Presenting and communicating uncertainty analysis

  • A cumulative distribution of journey times along with uncertainty bounds clearly presented how many journey times were estimated to be within the crucial threshold of 90 minutes.
  • Bar graph ranges were presented to the senior move managers, to show how journey times compared between location – the central estimate wasn’t plotted to avoid the reader putting too much significance on it.
  • Prose sentences were used to clearly present the key results.
  • Unquantified uncertainties were communicated e.g. the assumption of no delays.
  • The communication of the uncertainty made clear the case for obtaining exact postcodes, allowing the analysis to be repeated with less postcode uncertainty.

Predicting staff pay costs


The situation:


Each department has to manage their pay costs to ensure they stay within their budget, making decisions to recruit (or not) in the face of uncertainty over staff turnover, pay rises, etc.

The analytical approach:

Asking the right question:

Use a microsimulation to model staff members over time, with departures, promotions, and new recruits modelled stochastically.

  • Initially ‘What will our pay costs be at the end of the year for a given recruit plan?’
  • Redefined as ‘how likely is it that our costs will exceed our budget?’, allowing a risk-based approach to decision-making, and also allowing uncertainty in the budget to be incorporated.

Defining and identifying uncertainty:

Unknowns:
  • The pay budget including additional sources of funding not known until the start of the year
Assumptions:
  • Number of staff who will join or leave the department in future months
  • Variation in starting salaries, pension etc. for new staffs
  • Variation in pay awards based on staff performance

Understanding and measuring uncertainty:

  • A Monte Carlo approach was used due to the large number of sources of uncertainty, its suitability in microsimulation, the (assumed) lack of correlation between sources, and availability of time. Given that the model was likely to be reused many times, it was worth investing the time to build a full probabilistic uncertainty assessment into the model.
  • Most numerical assumptions in the model (including dates) can be entered as a distribution (exact, uniform, or triangular, along with some bespoke distributions for specific purposes).
  • This resulted in a full probability distribution of the range of possible outcomes.
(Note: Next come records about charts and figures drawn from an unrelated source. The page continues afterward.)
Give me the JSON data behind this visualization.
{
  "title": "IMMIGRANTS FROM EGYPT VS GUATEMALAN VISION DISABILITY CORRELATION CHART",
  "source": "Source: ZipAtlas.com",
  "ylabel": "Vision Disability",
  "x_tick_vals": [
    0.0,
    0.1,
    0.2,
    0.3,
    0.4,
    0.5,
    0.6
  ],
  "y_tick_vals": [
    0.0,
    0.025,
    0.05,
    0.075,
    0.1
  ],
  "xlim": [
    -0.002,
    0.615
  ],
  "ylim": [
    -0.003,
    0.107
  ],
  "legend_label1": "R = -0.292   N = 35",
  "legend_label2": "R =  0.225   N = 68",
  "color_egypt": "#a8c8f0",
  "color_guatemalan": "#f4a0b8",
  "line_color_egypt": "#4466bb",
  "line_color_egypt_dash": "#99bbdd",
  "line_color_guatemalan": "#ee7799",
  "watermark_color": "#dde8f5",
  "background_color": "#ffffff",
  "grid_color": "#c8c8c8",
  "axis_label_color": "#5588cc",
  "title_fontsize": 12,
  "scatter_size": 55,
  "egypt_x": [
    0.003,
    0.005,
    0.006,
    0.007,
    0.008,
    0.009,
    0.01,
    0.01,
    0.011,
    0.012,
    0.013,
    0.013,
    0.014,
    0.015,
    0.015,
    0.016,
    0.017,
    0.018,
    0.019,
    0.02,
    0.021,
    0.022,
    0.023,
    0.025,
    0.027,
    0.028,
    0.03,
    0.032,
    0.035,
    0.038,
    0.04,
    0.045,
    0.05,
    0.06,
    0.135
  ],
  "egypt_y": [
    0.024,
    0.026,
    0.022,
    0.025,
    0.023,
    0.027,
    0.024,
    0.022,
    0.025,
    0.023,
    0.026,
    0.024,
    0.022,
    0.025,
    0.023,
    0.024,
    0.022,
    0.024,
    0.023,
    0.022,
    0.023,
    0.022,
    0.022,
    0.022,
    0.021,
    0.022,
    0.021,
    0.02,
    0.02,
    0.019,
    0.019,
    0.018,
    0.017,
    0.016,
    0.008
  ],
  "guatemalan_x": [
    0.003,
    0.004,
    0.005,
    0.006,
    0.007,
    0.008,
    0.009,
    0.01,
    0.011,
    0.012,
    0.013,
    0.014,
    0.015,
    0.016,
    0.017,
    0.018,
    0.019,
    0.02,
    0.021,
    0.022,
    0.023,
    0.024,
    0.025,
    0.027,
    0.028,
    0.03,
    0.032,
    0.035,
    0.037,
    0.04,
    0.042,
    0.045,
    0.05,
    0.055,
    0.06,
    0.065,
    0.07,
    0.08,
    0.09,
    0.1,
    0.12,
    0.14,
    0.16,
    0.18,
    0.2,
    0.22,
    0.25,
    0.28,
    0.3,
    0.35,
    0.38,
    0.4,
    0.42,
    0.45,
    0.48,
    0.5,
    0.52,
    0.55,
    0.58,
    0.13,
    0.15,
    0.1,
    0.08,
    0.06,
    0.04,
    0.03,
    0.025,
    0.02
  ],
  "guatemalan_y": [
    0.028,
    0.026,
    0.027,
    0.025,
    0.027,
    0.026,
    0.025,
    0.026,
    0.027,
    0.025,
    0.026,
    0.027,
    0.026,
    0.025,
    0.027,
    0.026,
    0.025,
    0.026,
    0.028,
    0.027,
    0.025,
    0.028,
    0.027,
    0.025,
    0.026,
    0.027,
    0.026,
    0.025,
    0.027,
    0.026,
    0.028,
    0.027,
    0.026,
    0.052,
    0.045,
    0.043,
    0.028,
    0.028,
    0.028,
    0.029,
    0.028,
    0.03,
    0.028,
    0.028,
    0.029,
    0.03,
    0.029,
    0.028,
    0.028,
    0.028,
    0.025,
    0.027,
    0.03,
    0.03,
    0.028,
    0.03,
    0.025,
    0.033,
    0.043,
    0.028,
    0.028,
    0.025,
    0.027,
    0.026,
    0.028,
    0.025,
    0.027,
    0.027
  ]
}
Presenting and communicating uncertainty analysis

  • All major uncertainties were quantified, and presented (with any unquantified sources noted elsewhere).
  • The key output was simply the likelihood of remaining within budget, using positive and negative framing (e.g. “We have an 70% chance of staying within budget, and a 30% chance of exceeding our budget”)
  • As the budget holder was an analyst, we chose to present the full probability density profile to illustrate the range of possible over-/under-spends.
  • Alongside, simple prose descriptions of the 90% prediction intervals to describe the likely range of the over-/under-spend
  • A further graph was used to show how performance against budget was predicted to evolve over the year, using multiple line graphs to show the 90% prediction intervals.